Karşımıza çıkabilecek bir başka sözleşme ise eser sözleşmesidir. Müteahhit ve arsa sahibinin inşaat yapılması adına düzenledikleri sözleşme bir eser sözleşmesidir. Borçlar Kanunu Md. 470 vd. düzenlenen eser sözleşmesi bakımından yüklenicinin ayıp sebebiyle sorumluluğu söz konusu olabilir. Yüklenici ayıbı işsahibinden gizlemişse ve bu ayıplar işsahibi tarafından ilk incelemeyle fark edilemeyecek ayıplar ise arsa sahibi sorumlu olmayacaktır. Eserdeki ayıplar sebebiyle işsahibine seçimlik haklar tanınmıştır. Fakat satış sözleşmelerinde de belirttiğimiz üzere, binanın deprem dolayısıyla yok olması durumunda, arsa sahibi sözleşmeden dönebilir ve zararlarının tazminini yükleniciden talep edebilir.

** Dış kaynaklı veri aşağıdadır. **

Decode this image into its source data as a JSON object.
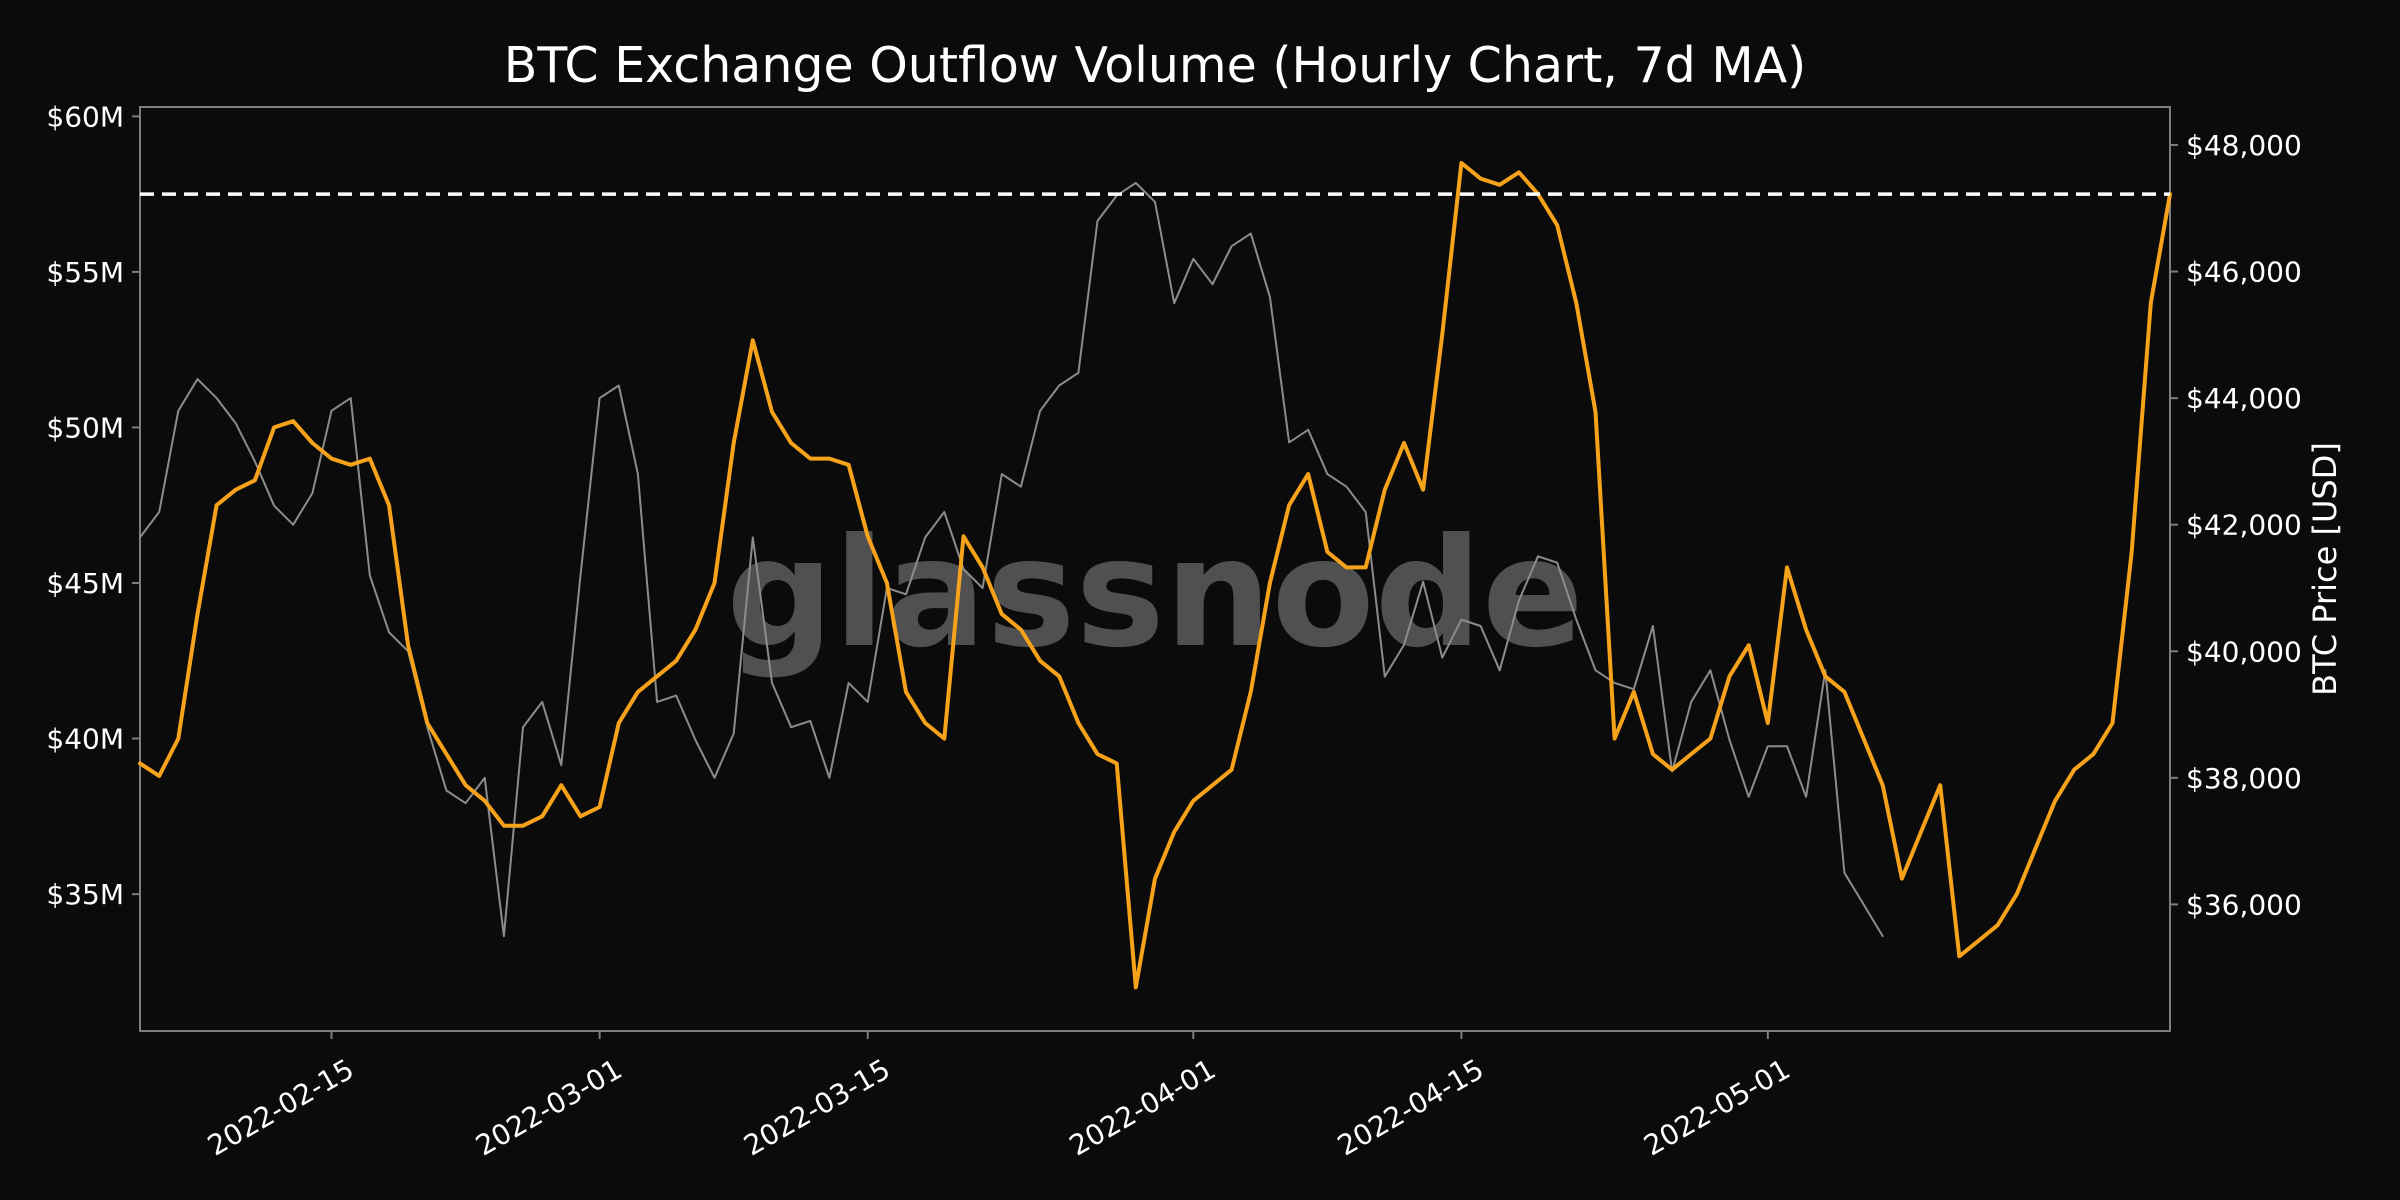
{
  "chart_data": {
    "type": "line",
    "title": "BTC Exchange Outflow Volume (Hourly Chart, 7d MA)",
    "watermark": "glassnode",
    "background_color": "#0b0b0b",
    "xlim": [
      "2022-02-05",
      "2022-05-22"
    ],
    "x_ticks": [
      "2022-02-15",
      "2022-03-01",
      "2022-03-15",
      "2022-04-01",
      "2022-04-15",
      "2022-05-01"
    ],
    "y_left": {
      "label": "",
      "lim": [
        30600000,
        60300000
      ],
      "ticks": [
        35000000,
        40000000,
        45000000,
        50000000,
        55000000,
        60000000
      ],
      "tick_labels": [
        "$35M",
        "$40M",
        "$45M",
        "$50M",
        "$55M",
        "$60M"
      ]
    },
    "y_right": {
      "label": "BTC Price [USD]",
      "lim": [
        34000,
        48600
      ],
      "ticks": [
        36000,
        38000,
        40000,
        42000,
        44000,
        46000,
        48000
      ],
      "tick_labels": [
        "$36,000",
        "$38,000",
        "$40,000",
        "$42,000",
        "$44,000",
        "$46,000",
        "$48,000"
      ]
    },
    "reference_line": {
      "axis": "left",
      "value": 57500000,
      "style": "dashed",
      "color": "#ffffff"
    },
    "series": [
      {
        "axis": "left",
        "color": "#f7a21b",
        "points": [
          [
            "2022-02-05",
            39.2
          ],
          [
            "2022-02-06",
            38.8
          ],
          [
            "2022-02-07",
            40.0
          ],
          [
            "2022-02-08",
            44.0
          ],
          [
            "2022-02-09",
            47.5
          ],
          [
            "2022-02-10",
            48.0
          ],
          [
            "2022-02-11",
            48.3
          ],
          [
            "2022-02-12",
            50.0
          ],
          [
            "2022-02-13",
            50.2
          ],
          [
            "2022-02-14",
            49.5
          ],
          [
            "2022-02-15",
            49.0
          ],
          [
            "2022-02-16",
            48.8
          ],
          [
            "2022-02-17",
            49.0
          ],
          [
            "2022-02-18",
            47.5
          ],
          [
            "2022-02-19",
            43.0
          ],
          [
            "2022-02-20",
            40.5
          ],
          [
            "2022-02-21",
            39.5
          ],
          [
            "2022-02-22",
            38.5
          ],
          [
            "2022-02-23",
            38.0
          ],
          [
            "2022-02-24",
            37.2
          ],
          [
            "2022-02-25",
            37.2
          ],
          [
            "2022-02-26",
            37.5
          ],
          [
            "2022-02-27",
            38.5
          ],
          [
            "2022-02-28",
            37.5
          ],
          [
            "2022-03-01",
            37.8
          ],
          [
            "2022-03-02",
            40.5
          ],
          [
            "2022-03-03",
            41.5
          ],
          [
            "2022-03-04",
            42.0
          ],
          [
            "2022-03-05",
            42.5
          ],
          [
            "2022-03-06",
            43.5
          ],
          [
            "2022-03-07",
            45.0
          ],
          [
            "2022-03-08",
            49.5
          ],
          [
            "2022-03-09",
            52.8
          ],
          [
            "2022-03-10",
            50.5
          ],
          [
            "2022-03-11",
            49.5
          ],
          [
            "2022-03-12",
            49.0
          ],
          [
            "2022-03-13",
            49.0
          ],
          [
            "2022-03-14",
            48.8
          ],
          [
            "2022-03-15",
            46.5
          ],
          [
            "2022-03-16",
            45.0
          ],
          [
            "2022-03-17",
            41.5
          ],
          [
            "2022-03-18",
            40.5
          ],
          [
            "2022-03-19",
            40.0
          ],
          [
            "2022-03-20",
            46.5
          ],
          [
            "2022-03-21",
            45.5
          ],
          [
            "2022-03-22",
            44.0
          ],
          [
            "2022-03-23",
            43.5
          ],
          [
            "2022-03-24",
            42.5
          ],
          [
            "2022-03-25",
            42.0
          ],
          [
            "2022-03-26",
            40.5
          ],
          [
            "2022-03-27",
            39.5
          ],
          [
            "2022-03-28",
            39.2
          ],
          [
            "2022-03-29",
            32.0
          ],
          [
            "2022-03-30",
            35.5
          ],
          [
            "2022-03-31",
            37.0
          ],
          [
            "2022-04-01",
            38.0
          ],
          [
            "2022-04-02",
            38.5
          ],
          [
            "2022-04-03",
            39.0
          ],
          [
            "2022-04-04",
            41.5
          ],
          [
            "2022-04-05",
            45.0
          ],
          [
            "2022-04-06",
            47.5
          ],
          [
            "2022-04-07",
            48.5
          ],
          [
            "2022-04-08",
            46.0
          ],
          [
            "2022-04-09",
            45.5
          ],
          [
            "2022-04-10",
            45.5
          ],
          [
            "2022-04-11",
            48.0
          ],
          [
            "2022-04-12",
            49.5
          ],
          [
            "2022-04-13",
            48.0
          ],
          [
            "2022-04-14",
            53.0
          ],
          [
            "2022-04-15",
            58.5
          ],
          [
            "2022-04-16",
            58.0
          ],
          [
            "2022-04-17",
            57.8
          ],
          [
            "2022-04-18",
            58.2
          ],
          [
            "2022-04-19",
            57.5
          ],
          [
            "2022-04-20",
            56.5
          ],
          [
            "2022-04-21",
            54.0
          ],
          [
            "2022-04-22",
            50.5
          ],
          [
            "2022-04-23",
            40.0
          ],
          [
            "2022-04-24",
            41.5
          ],
          [
            "2022-04-25",
            39.5
          ],
          [
            "2022-04-26",
            39.0
          ],
          [
            "2022-04-27",
            39.5
          ],
          [
            "2022-04-28",
            40.0
          ],
          [
            "2022-04-29",
            42.0
          ],
          [
            "2022-04-30",
            43.0
          ],
          [
            "2022-05-01",
            40.5
          ],
          [
            "2022-05-02",
            45.5
          ],
          [
            "2022-05-03",
            43.5
          ],
          [
            "2022-05-04",
            42.0
          ],
          [
            "2022-05-05",
            41.5
          ],
          [
            "2022-05-06",
            40.0
          ],
          [
            "2022-05-07",
            38.5
          ],
          [
            "2022-05-08",
            35.5
          ],
          [
            "2022-05-09",
            37.0
          ],
          [
            "2022-05-10",
            38.5
          ],
          [
            "2022-05-11",
            33.0
          ],
          [
            "2022-05-12",
            33.5
          ],
          [
            "2022-05-13",
            34.0
          ],
          [
            "2022-05-14",
            35.0
          ],
          [
            "2022-05-15",
            36.5
          ],
          [
            "2022-05-16",
            38.0
          ],
          [
            "2022-05-17",
            39.0
          ],
          [
            "2022-05-18",
            39.5
          ],
          [
            "2022-05-19",
            40.5
          ],
          [
            "2022-05-20",
            46.0
          ],
          [
            "2022-05-21",
            54.0
          ],
          [
            "2022-05-22",
            57.5
          ]
        ]
      },
      {
        "axis": "right",
        "color": "#8c8c8c",
        "points": [
          [
            "2022-02-05",
            41.8
          ],
          [
            "2022-02-06",
            42.2
          ],
          [
            "2022-02-07",
            43.8
          ],
          [
            "2022-02-08",
            44.3
          ],
          [
            "2022-02-09",
            44.0
          ],
          [
            "2022-02-10",
            43.6
          ],
          [
            "2022-02-11",
            43.0
          ],
          [
            "2022-02-12",
            42.3
          ],
          [
            "2022-02-13",
            42.0
          ],
          [
            "2022-02-14",
            42.5
          ],
          [
            "2022-02-15",
            43.8
          ],
          [
            "2022-02-16",
            44.0
          ],
          [
            "2022-02-17",
            41.2
          ],
          [
            "2022-02-18",
            40.3
          ],
          [
            "2022-02-19",
            40.0
          ],
          [
            "2022-02-20",
            38.8
          ],
          [
            "2022-02-21",
            37.8
          ],
          [
            "2022-02-22",
            37.6
          ],
          [
            "2022-02-23",
            38.0
          ],
          [
            "2022-02-24",
            35.5
          ],
          [
            "2022-02-25",
            38.8
          ],
          [
            "2022-02-26",
            39.2
          ],
          [
            "2022-02-27",
            38.2
          ],
          [
            "2022-02-28",
            41.2
          ],
          [
            "2022-03-01",
            44.0
          ],
          [
            "2022-03-02",
            44.2
          ],
          [
            "2022-03-03",
            42.8
          ],
          [
            "2022-03-04",
            39.2
          ],
          [
            "2022-03-05",
            39.3
          ],
          [
            "2022-03-06",
            38.6
          ],
          [
            "2022-03-07",
            38.0
          ],
          [
            "2022-03-08",
            38.7
          ],
          [
            "2022-03-09",
            41.8
          ],
          [
            "2022-03-10",
            39.5
          ],
          [
            "2022-03-11",
            38.8
          ],
          [
            "2022-03-12",
            38.9
          ],
          [
            "2022-03-13",
            38.0
          ],
          [
            "2022-03-14",
            39.5
          ],
          [
            "2022-03-15",
            39.2
          ],
          [
            "2022-03-16",
            41.0
          ],
          [
            "2022-03-17",
            40.9
          ],
          [
            "2022-03-18",
            41.8
          ],
          [
            "2022-03-19",
            42.2
          ],
          [
            "2022-03-20",
            41.3
          ],
          [
            "2022-03-21",
            41.0
          ],
          [
            "2022-03-22",
            42.8
          ],
          [
            "2022-03-23",
            42.6
          ],
          [
            "2022-03-24",
            43.8
          ],
          [
            "2022-03-25",
            44.2
          ],
          [
            "2022-03-26",
            44.4
          ],
          [
            "2022-03-27",
            46.8
          ],
          [
            "2022-03-28",
            47.2
          ],
          [
            "2022-03-29",
            47.4
          ],
          [
            "2022-03-30",
            47.1
          ],
          [
            "2022-03-31",
            45.5
          ],
          [
            "2022-04-01",
            46.2
          ],
          [
            "2022-04-02",
            45.8
          ],
          [
            "2022-04-03",
            46.4
          ],
          [
            "2022-04-04",
            46.6
          ],
          [
            "2022-04-05",
            45.6
          ],
          [
            "2022-04-06",
            43.3
          ],
          [
            "2022-04-07",
            43.5
          ],
          [
            "2022-04-08",
            42.8
          ],
          [
            "2022-04-09",
            42.6
          ],
          [
            "2022-04-10",
            42.2
          ],
          [
            "2022-04-11",
            39.6
          ],
          [
            "2022-04-12",
            40.1
          ],
          [
            "2022-04-13",
            41.1
          ],
          [
            "2022-04-14",
            39.9
          ],
          [
            "2022-04-15",
            40.5
          ],
          [
            "2022-04-16",
            40.4
          ],
          [
            "2022-04-17",
            39.7
          ],
          [
            "2022-04-18",
            40.8
          ],
          [
            "2022-04-19",
            41.5
          ],
          [
            "2022-04-20",
            41.4
          ],
          [
            "2022-04-21",
            40.5
          ],
          [
            "2022-04-22",
            39.7
          ],
          [
            "2022-04-23",
            39.5
          ],
          [
            "2022-04-24",
            39.4
          ],
          [
            "2022-04-25",
            40.4
          ],
          [
            "2022-04-26",
            38.1
          ],
          [
            "2022-04-27",
            39.2
          ],
          [
            "2022-04-28",
            39.7
          ],
          [
            "2022-04-29",
            38.6
          ],
          [
            "2022-04-30",
            37.7
          ],
          [
            "2022-05-01",
            38.5
          ],
          [
            "2022-05-02",
            38.5
          ],
          [
            "2022-05-03",
            37.7
          ],
          [
            "2022-05-04",
            39.7
          ],
          [
            "2022-05-05",
            36.5
          ],
          [
            "2022-05-06",
            36.0
          ],
          [
            "2022-05-07",
            35.5
          ]
        ]
      }
    ]
  }
}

Peki söz konusu inşaat deprem anında yapım aşamasında ise, yani eserin tesliminden önce deprem gerçekleştiyse ne olacak? Borçlar Kanunu Md. 483 uyarınca eser teslimden önce beklenmedik bir olaydan dolayı yok olursa malzemeye gelen hasar onu sağlayana ait olur. Yüklenici yaptığı işin ücretini ve giderlerinin ödenmesini isteyemez.


Borç İlişkileri


İfa imkansızlığı

Depremin borç ilişkilerine etkisinden bahsederken evleviyetle ifa imkansızlığından bahsetmek gerekecektir. Borçlar Kanunu Md. 136 uyarınca borcun ifası borçlunun sorumlu tutulamayacağı sebeplerle imkânsızlaşırsa, borç sona erer. Örneğin 7 Şubat 2023’te kargoya verilmek üzere bir antika koleksiyonunun olduğunu ve ücretinin de teslimden önce alındığını varsayalım. Bu bağlamda koleksiyon deprem dolayısıyla -yani borçlunun elinde olmayan sebeplerden dolayı- yok olduğu için alacaklı henüz kendisine ifa edilmemiş olan edimi isteme hakkını kaybeder. Sebepsiz zenginleşme hükümlerince alıcı ancak ödediği ücretin geri ödenmesini talep edebilir.

İfa güçlüğü

Buna ek olarak, aşırı ifa güçlülüğünden de söz etmek gerekecektir. Borçlar Kanunu Md. 138 uyarınca depremden etkilenen ve ifa güçlüğüne düşen borçlular, sözleşmenin yeni koşullara uyarlanmasını isteme hakkına sahiptir. Örnekse, borçlular para borçlarını daha sonra ifa etmek için süre isteyebilir.


Delillerin tespiti

Borçlar Kanunu Md. 50 uyarınca zarar gören zararı ve zarar verenin kusurunu ispatla mükelleftir. Haksız fiillerde zararın ve kusurun ispat yükü zarar görene düşer, dolayısıyla yüklenicinin kusursuzluğunu ispat etmesi değil, zarar görenin yüklenicinin kusurunu ispat etmesi gerekecektir. Tazminat davalarına esas olmak ve delil teşkil etmek üzere Sulh Hukuk veya Asliye Hukuk Mahkemelerine yazılı başvuruda bulunulması ve delil tespitinin yaptırılması önem arz eder. Bu bağlamda enkaz kaldırılmadan önce yapıdan numuneler toplamak, delilleri elde etmek yüksek önem teşkil etmektedir. Delil tespit istemini zarara uğrayan kişiler tarafından yapılabilecektir. Ölüm, gaiplik ve yaralanma gibi nedenlerle delil tespiti yaptıramayacak durumda olanların ise gerekli işlemlerinin eşleri ile üçüncü dereceye kadar yakınları tarafından yapılabileceğini belirtmek gerekir. Bu vesileyle 4539 Sayılı Kanun uyarınca avukatların, vekaletname şartı aranmaksızın, delil tespiti işlemlerini takip edebileceğini tekrar belirtmiş olalım.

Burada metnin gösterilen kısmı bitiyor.